A breach of the MOD’s policy would probably be characterized as a
contractual breach of an administrative contract, assuming the MOD
includes a certificate or provision in the contract to the effect
that commissions and fees have not been included in the contract
price. The consequences of such a breach could range from deducting
the value of the commission or other compensation paid in violation
of its policy to annulling the contract or having it completed at
the contractor’s expense. Serious violators may also have their
names stricken from the list of approved suppliers.
IX. TAXATION
The Egyptian Cabinet approved a new unified corporate and income tax law on November 24, 2004. The new tax law (No.91/2005) was passed on June 8, 2005. It basically replaces Law 157 of 1981 and its successive amendments. It also replaces law 187 of 1993.

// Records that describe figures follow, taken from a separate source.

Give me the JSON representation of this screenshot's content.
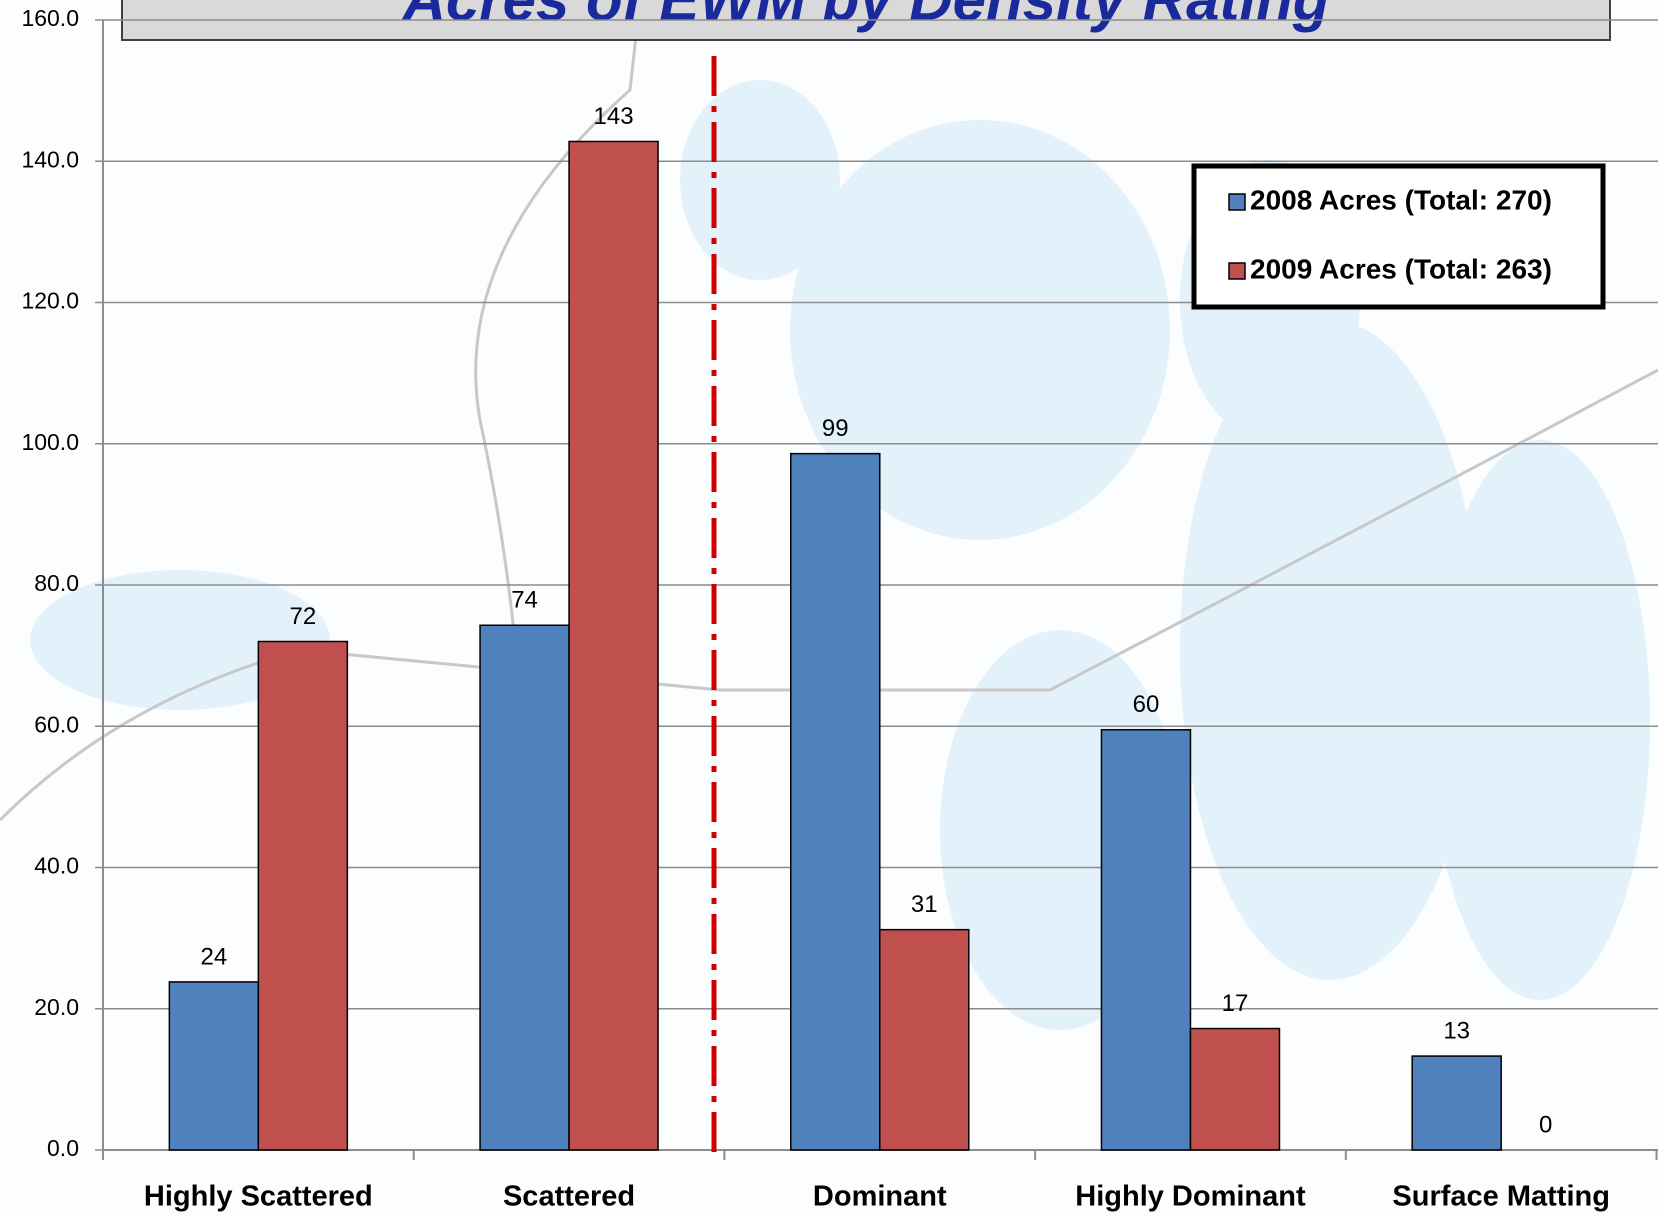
{
  "chart_data": {
    "type": "bar",
    "title": "Acres of EWM by Density Rating",
    "categories": [
      "Highly Scattered",
      "Scattered",
      "Dominant",
      "Highly Dominant",
      "Surface Matting"
    ],
    "series": [
      {
        "name": "2008 Acres (Total: 270)",
        "color": "#4f81bd",
        "values": [
          23.8,
          74.3,
          98.6,
          59.5,
          13.3
        ],
        "value_labels": [
          "24",
          "74",
          "99",
          "60",
          "13"
        ]
      },
      {
        "name": "2009 Acres (Total: 263)",
        "color": "#c0504d",
        "values": [
          72.0,
          142.8,
          31.2,
          17.2,
          0
        ],
        "value_labels": [
          "72",
          "143",
          "31",
          "17",
          "0"
        ]
      }
    ],
    "ylim": [
      0,
      160
    ],
    "yticks": [
      {
        "value": 0,
        "label": "0.0"
      },
      {
        "value": 20,
        "label": "20.0"
      },
      {
        "value": 40,
        "label": "40.0"
      },
      {
        "value": 60,
        "label": "60.0"
      },
      {
        "value": 80,
        "label": "80.0"
      },
      {
        "value": 100,
        "label": "100.0"
      },
      {
        "value": 120,
        "label": "120.0"
      },
      {
        "value": 140,
        "label": "140.0"
      },
      {
        "value": 160,
        "label": "160.0"
      }
    ],
    "grid": true,
    "legend": "upper right"
  }
}
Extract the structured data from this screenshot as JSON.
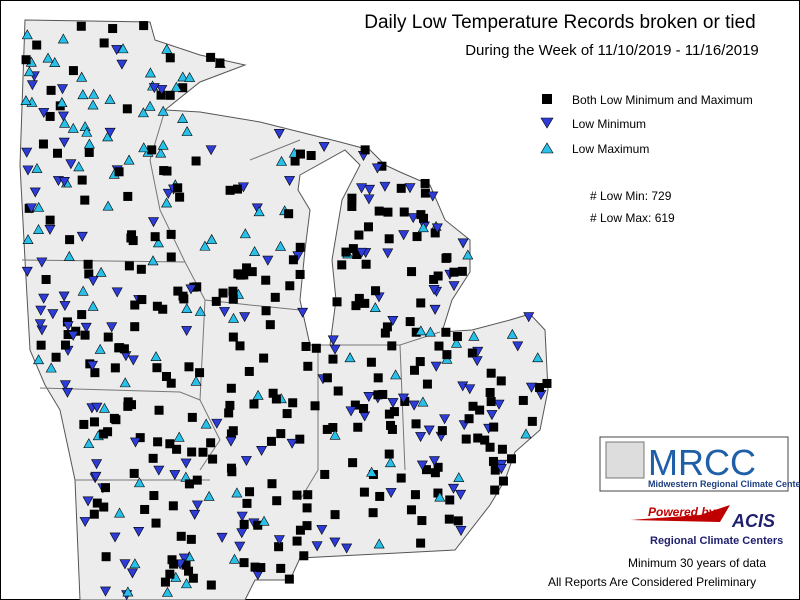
{
  "title": "Daily Low Temperature Records broken or tied",
  "subtitle": "During the Week of 11/10/2019 - 11/16/2019",
  "legend": [
    {
      "label": "Both Low Minimum and Maximum"
    },
    {
      "label": "Low Minimum"
    },
    {
      "label": "Low Maximum"
    }
  ],
  "counts": [
    "# Low Min: 729",
    "# Low Max: 619"
  ],
  "logo": {
    "name": "MRCC",
    "subtitle": "Midwestern Regional Climate Center"
  },
  "powered": {
    "text": "Powered by",
    "name": "ACIS",
    "subtitle": "Regional Climate Centers"
  },
  "footer": [
    "Minimum 30 years of data",
    "All Reports Are Considered Preliminary"
  ]
}
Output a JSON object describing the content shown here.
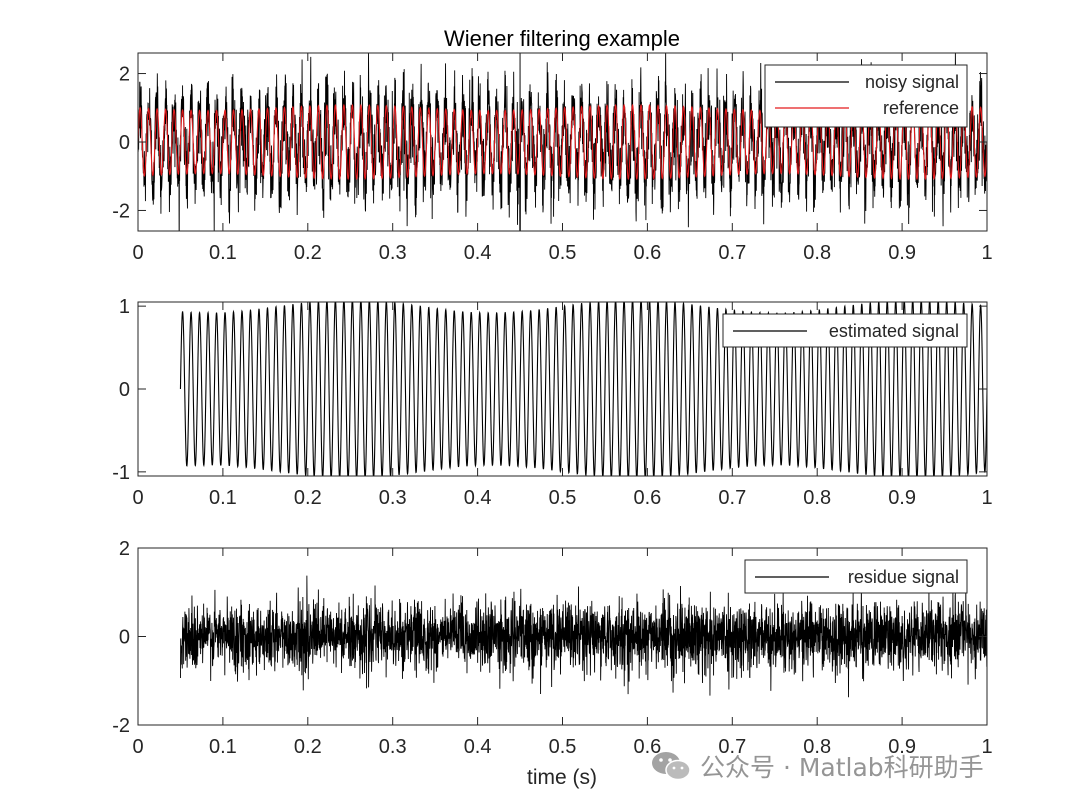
{
  "chart_data": {
    "title": "Wiener filtering example",
    "xlabel": "time (s)",
    "x_ticks": [
      "0",
      "0.1",
      "0.2",
      "0.3",
      "0.4",
      "0.5",
      "0.6",
      "0.7",
      "0.8",
      "0.9",
      "1"
    ],
    "xlim": [
      0,
      1
    ],
    "grid": false,
    "subplots": [
      {
        "type": "line",
        "ylim": [
          -2.6,
          2.6
        ],
        "y_ticks": [
          -2,
          0,
          2
        ],
        "legend_position": "top-right",
        "series": [
          {
            "name": "noisy signal",
            "color": "#000000",
            "frequency_hz": 100,
            "amplitude": 1,
            "noise_std": 0.6,
            "x_start": 0,
            "x_end": 1,
            "spike_at": 0.45
          },
          {
            "name": "reference",
            "color": "#e31a1c",
            "frequency_hz": 100,
            "amplitude": 1,
            "x_start": 0,
            "x_end": 1
          }
        ]
      },
      {
        "type": "line",
        "ylim": [
          -1.05,
          1.05
        ],
        "y_ticks": [
          -1,
          0,
          1
        ],
        "legend_position": "top-right",
        "series": [
          {
            "name": "estimated signal",
            "color": "#000000",
            "frequency_hz": 100,
            "amplitude": 1,
            "x_start": 0.05,
            "x_end": 1
          }
        ]
      },
      {
        "type": "line",
        "ylim": [
          -2,
          2
        ],
        "y_ticks": [
          -2,
          0,
          2
        ],
        "legend_position": "top-right",
        "series": [
          {
            "name": "residue signal",
            "color": "#000000",
            "noise_std": 0.38,
            "x_start": 0.05,
            "x_end": 1
          }
        ]
      }
    ]
  },
  "watermark": {
    "text": "公众号 · Matlab科研助手",
    "icon": "wechat-logo-icon"
  }
}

It became effective starting July 1, 2005 for personal income. The corporate income tax became effective starting January 1st, 2006.
| New Law |
Tax |
Old Law |
Tax |
| Most Firms |
20% |
Standard Corporate Income Tax |
40% |
|
| Suez Canal Profits |
40% |
Industrial & Export Companies |
32% |
|
| Egyptian Petroleum Authority |
40% |
Oil Exploration & Production Companies |
40.55% |
|
| Central Bank of Egypt |
40% |
|
|
|
| Oil Exploration & Production Companies |
40.55% |
|
|
The new tax law impacted the investment law tax incentives provisions. The new tax law revoked articles 16, 17, 18, 19, 21, 22, 23-bis, 24, 25 and 26 of the Investment Guarantees and Incentives Law 8 of 1997.
Under the new tax law, exemptions as prescribed in the said articles shall remain valid for companies and establishments whose exemption period started before the effective date of the law, until the end of the period determined. Those companies that did not commence activities must do so within 3 years in order to avail themselves of those exemptions.